C# Developers' Journal (original) (raw)

12:11p

Capturing web page as an image This subject has me utterly flummoxed and frustrated.

My goal: To capture the contents of a web page as displayed in the .NET 2.0 WebBrowser control. That is, the contents of the entire page -- not only what is being displayed currently on the desktop, but the contents of the entire Document.Body.ScrollRectangle.

I have three different potential solutions to this problem using three different methodologies. They all work on most web pages, but some web pages cause them to capture a blank (all white) image of the proper size.

I'll say it again, for those people who want to stop reading at this point and tell me it's not possible -- it works for most cases, but I want it to work in all cases.

My methods are as follows -- I'll go in order of increasing complexity. Note that in all cases, prior to capturing the image, I resize the window and the web browser control to the size of the .Document.Body.ScrollRectangle, such that no scroll bars are displayed.

METHOD 1: Unsupported framework methods! This one's the simplest -- I just call the .DrawToBitmap() method of the Web Browser, which is not officially supported. It works in ~50% of cases, otherwise returning a blank white image of the proper size.

METHOD 2: Sending a WM_PAINT message to the window or the control telling it to paint itself on a Graphics object created from a blank Bitmap of the proper size. I use the Handle property of the window or webbrowser control to get an IntPtr to it, and the GetHdc() method of the Graphics.FromImage(theBitmapOfTheProperSize) object to get an IntPtr to the graphics object. Then I call SendMessage() in User32.dll with the handle of the control, WM_PRINT, the graphics handle, and COMBINED_PRINTFLAGS. Then I call ReleaseHdc() on the graphics object with the IntPtr to it that I got earlier. This method seems to work everywhere but www.yahoo.com, where I get a blank white image of the proper size.

METHOD 3: I get an mshtml.IHTMLElementRender object from the Document.DomDocument object. Then I perform a BitBlt operation on the WebBrowser control into an empty Graphics object of the proper size.
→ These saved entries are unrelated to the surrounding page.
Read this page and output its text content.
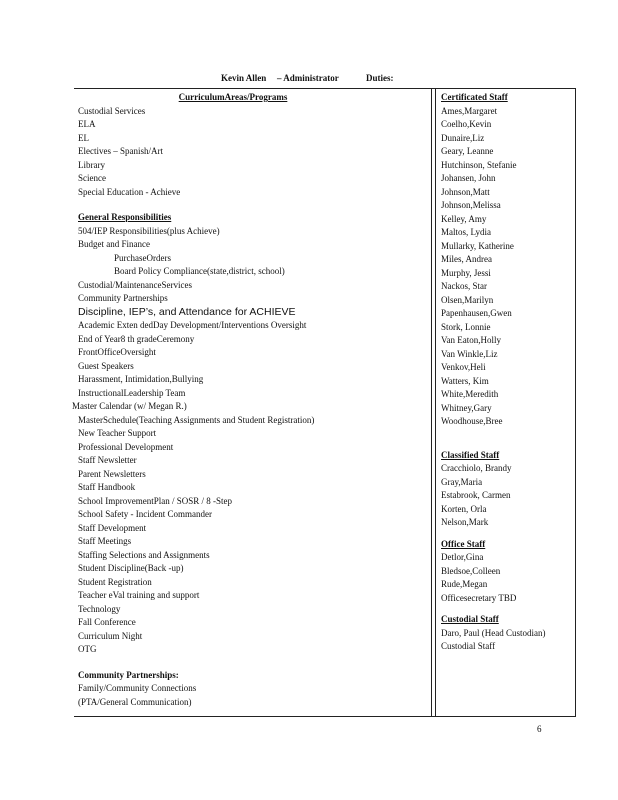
Kevin Allen – Administrator	Duties:
CurriculumAreas/Programs
Custodial Services
ELA
EL
Electives – Spanish/Art
Library
Science
Special Education - Achieve
General Responsibilities
504/IEP Responsibilities(plus Achieve)
Budget and Finance
PurchaseOrders
Board Policy Compliance(state,district, school)
Custodial/MaintenanceServices
Community Partnerships
Discipline, IEP’s, and Attendance for ACHIEVE
Academic Exten dedDay Development/Interventions Oversight
End of Year8 th gradeCeremony
FrontOfficeOversight
Guest Speakers
Harassment, Intimidation,Bullying
InstructionalLeadership Team
Master Calendar (w/ Megan R.)
MasterSchedule(Teaching Assignments and Student Registration)
New Teacher Support
Professional Development
Staff Newsletter
Parent Newsletters
Staff Handbook
School ImprovementPlan / SOSR / 8 -Step
School Safety - Incident Commander
Staff Development
Staff Meetings
Staffing Selections and Assignments
Student Discipline(Back -up)
Student Registration
Teacher eVal training and support
Technology
Fall Conference
Curriculum Night
OTG
Community Partnerships:
Family/Community Connections
(PTA/General Communication)
Certificated Staff
Ames,Margaret
Coelho,Kevin
Dunaire,Liz
Geary, Leanne
Hutchinson, Stefanie
Johansen, John
Johnson,Matt
Johnson,Melissa
Kelley, Amy
Maltos, Lydia
Mullarky, Katherine
Miles, Andrea
Murphy, Jessi
Nackos, Star
Olsen,Marilyn
Papenhausen,Gwen
Stork, Lonnie
Van Eaton,Holly
Van Winkle,Liz
Venkov,Heli
Watters, Kim
White,Meredith
Whitney,Gary
Woodhouse,Bree
Classified Staff
Cracchiolo, Brandy
Gray,Maria
Estabrook, Carmen
Korten, Orla
Nelson,Mark
Office Staff
Detlor,Gina
Bledsoe,Colleen
Rude,Megan
Officesecretary TBD
Custodial Staff
Daro, Paul (Head Custodian)
Custodial Staff
6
This method works 100% perfectly in Windows Vista, but unfortunately our target environment is Windows Server 2003, and in that OS (probably due to some differences in GDI), there are numerous clipping problems -- if the control's drawing area is obscured by another window(s) on top of it, they are captured, and if the window extends beyond the viewable desktop area, any portion of the window not viewable is replaced by a black area in the generated image. Again, none of that happens in Vista -- whether or not the window is visible, and whether or not the window is obscured, I get a perfect image of the web page every time.

I can post source code if anyone's interested, but I am very curious as to why www.yahoo.com presents such a problem for methods 1 and 2. Originally I suspected Shockwave Flash, but I can capture www.bored.com and www.ford.com flawlessly, both of which use more flash than Yahoo.

Any information is greatly appreciated.